Die derzeitige Krise im deutschen Apothekenwesen verdeutlicht einmal mehr, dass tiefgreifende Reformen notwendig sind, um die Apothekenlandschaft nachhaltig zu stabilisieren. Die Apotheken spielen eine zentrale Rolle im deutschen Gesundheitssystem, insbesondere in ländlichen Gebieten, in denen sie oft die einzige Anlaufstelle für medizinische Versorgung darstellen. Die anhaltenden Schließungen gefährden nicht nur die Medikamentenversorgung, sondern auch das Vertrauen der Bevölkerung in die Funktionsfähigkeit des Gesundheitssystems. Es braucht politische Maßnahmen, die nicht nur die wirtschaftlichen Rahmenbedingungen verbessern, sondern auch die Wertschätzung für die Arbeit der Apothekerinnen und Apotheker fördern.

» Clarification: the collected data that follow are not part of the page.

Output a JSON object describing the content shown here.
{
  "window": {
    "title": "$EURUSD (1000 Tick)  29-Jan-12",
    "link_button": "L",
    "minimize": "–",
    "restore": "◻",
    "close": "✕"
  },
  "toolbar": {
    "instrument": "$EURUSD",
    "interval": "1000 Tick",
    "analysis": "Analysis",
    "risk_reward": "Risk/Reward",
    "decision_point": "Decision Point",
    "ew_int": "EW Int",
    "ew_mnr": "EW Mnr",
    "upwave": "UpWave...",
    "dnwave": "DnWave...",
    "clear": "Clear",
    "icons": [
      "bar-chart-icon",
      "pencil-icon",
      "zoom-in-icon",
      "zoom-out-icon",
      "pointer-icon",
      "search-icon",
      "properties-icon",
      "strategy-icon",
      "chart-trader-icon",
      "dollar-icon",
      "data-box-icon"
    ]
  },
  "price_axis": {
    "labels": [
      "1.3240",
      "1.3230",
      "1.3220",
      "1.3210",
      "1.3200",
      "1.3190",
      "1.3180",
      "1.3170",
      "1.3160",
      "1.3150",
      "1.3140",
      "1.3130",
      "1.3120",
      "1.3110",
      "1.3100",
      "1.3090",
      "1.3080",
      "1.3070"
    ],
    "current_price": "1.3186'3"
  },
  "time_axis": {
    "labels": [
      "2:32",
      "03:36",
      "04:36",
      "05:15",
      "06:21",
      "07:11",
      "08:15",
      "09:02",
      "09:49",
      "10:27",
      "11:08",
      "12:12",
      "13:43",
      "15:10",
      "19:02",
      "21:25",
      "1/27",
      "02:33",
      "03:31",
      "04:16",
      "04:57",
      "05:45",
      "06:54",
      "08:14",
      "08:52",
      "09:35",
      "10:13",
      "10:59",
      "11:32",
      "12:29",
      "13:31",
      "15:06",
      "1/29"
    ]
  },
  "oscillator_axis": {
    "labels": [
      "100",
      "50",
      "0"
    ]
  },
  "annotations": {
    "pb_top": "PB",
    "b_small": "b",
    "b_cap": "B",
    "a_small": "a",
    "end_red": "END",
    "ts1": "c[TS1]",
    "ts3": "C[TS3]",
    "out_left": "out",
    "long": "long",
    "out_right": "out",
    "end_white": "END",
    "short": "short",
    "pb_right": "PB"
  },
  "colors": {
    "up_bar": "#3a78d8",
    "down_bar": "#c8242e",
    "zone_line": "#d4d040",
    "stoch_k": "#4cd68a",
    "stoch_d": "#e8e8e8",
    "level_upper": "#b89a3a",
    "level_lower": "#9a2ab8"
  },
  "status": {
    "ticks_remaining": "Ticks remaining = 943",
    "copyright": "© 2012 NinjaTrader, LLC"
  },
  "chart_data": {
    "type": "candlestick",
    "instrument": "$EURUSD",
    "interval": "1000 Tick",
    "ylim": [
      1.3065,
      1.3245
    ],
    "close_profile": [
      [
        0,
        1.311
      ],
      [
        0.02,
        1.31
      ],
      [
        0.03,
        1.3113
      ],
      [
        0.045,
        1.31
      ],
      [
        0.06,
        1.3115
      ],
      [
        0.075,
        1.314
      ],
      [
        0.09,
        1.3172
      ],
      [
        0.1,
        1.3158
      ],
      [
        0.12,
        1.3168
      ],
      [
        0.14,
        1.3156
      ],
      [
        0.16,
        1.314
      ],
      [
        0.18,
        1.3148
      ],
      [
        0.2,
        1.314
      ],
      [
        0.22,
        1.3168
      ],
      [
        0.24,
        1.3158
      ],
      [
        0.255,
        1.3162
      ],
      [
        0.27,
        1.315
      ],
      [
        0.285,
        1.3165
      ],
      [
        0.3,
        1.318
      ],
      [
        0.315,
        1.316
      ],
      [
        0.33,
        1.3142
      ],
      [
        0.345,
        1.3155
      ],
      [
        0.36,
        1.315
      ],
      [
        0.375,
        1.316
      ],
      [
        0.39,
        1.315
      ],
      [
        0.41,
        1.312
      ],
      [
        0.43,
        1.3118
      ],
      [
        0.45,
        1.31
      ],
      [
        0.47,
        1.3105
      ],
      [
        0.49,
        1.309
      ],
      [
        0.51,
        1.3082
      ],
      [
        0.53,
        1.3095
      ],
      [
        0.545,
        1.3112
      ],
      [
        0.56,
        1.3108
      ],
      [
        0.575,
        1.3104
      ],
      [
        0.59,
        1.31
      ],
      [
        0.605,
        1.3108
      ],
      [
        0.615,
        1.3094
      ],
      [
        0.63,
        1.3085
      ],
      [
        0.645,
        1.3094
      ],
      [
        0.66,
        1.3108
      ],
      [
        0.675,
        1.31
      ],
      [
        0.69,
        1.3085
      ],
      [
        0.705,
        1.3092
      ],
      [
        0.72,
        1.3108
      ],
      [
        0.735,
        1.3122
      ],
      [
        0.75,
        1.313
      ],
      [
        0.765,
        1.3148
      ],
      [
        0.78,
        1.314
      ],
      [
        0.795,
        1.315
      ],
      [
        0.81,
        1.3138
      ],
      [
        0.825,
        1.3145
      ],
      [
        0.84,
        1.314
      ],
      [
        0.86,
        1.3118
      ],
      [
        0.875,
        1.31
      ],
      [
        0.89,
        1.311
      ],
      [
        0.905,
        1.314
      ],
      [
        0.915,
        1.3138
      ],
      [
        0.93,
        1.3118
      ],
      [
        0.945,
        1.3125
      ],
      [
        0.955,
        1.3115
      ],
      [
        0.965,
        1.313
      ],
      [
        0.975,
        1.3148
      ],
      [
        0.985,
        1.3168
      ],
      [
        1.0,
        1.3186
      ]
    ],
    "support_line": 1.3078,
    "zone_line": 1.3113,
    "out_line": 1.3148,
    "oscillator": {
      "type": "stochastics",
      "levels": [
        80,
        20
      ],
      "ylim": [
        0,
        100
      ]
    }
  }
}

Die zunehmenden Retaxationen sind ein weiteres Beispiel für den enormen Druck, dem Apotheken ausgesetzt sind. Diese finanziellen Rückforderungen, oft aufgrund kleinster formaler Fehler, können für Apotheken existenzbedrohend sein. Es ist dringend notwendig, die bürokratischen Hürden abzubauen und den Apotheken mehr Rechtssicherheit zu geben, um ihre wirtschaftliche Stabilität zu gewährleisten.

Die anhaltenden Lieferengpässe bei Arzneimitteln zeigen, dass auch das Thema Versorgungssicherheit stärker in den Fokus rücken muss. Die Maßnahmen, die in Bayern ergriffen wurden, sind ein Schritt in die richtige Richtung, aber sie müssen auf Bundesebene weiter ausgebaut werden. Nur durch eine enge Zusammenarbeit aller Akteure – von der Politik über die Pharmaunternehmen bis hin zu den Apotheken – kann die Versorgung der Patienten langfristig sichergestellt werden.

Die Entwicklungen bei Noventi und in der Telemedizin zeigen jedoch auch, dass es Möglichkeiten gibt, durch Digitalisierung und Innovation erfolgreich zu sein. Apotheken sollten die Chancen nutzen, die sich durch neue Technologien bieten, um ihre Prozesse zu optimieren und wettbewerbsfähig zu bleiben. Es bedarf jedoch politischer und wirtschaftlicher Unterstützung, damit auch kleinere Apotheken von diesen Entwicklungen profitieren können.

Die medizinischen Fortschritte, insbesondere im Bereich der Impfungen und der Behandlung seltener Erkrankungen, sind ein Hoffnungsschimmer. Sie zeigen, dass die Forschung stetig voranschreitet und neue, lebensrettende Therapien entwickelt werden. Diese Innovationen sollten jedoch allen Patienten zugänglich gemacht werden, unabhängig von ihrer geografischen Lage oder den finanziellen Mitteln.

Letztendlich verdeutlicht der Nobelpreis für Physik, dass Investitionen in die Grundlagenforschung langfristige Auswirkungen auf die Gesellschaft haben können. Die Entwicklungen im Bereich der Künstlichen Intelligenz könnten in Zukunft auch das Apothekenwesen revolutionieren und neue Möglichkeiten für die Medikamentenversorgung und den Patientenservice eröffnen. Die Politik ist nun gefordert, die richtigen Weichen zu stellen, um diese Chancen zu nutzen und gleichzeitig die Apothekenlandschaft zu stärken.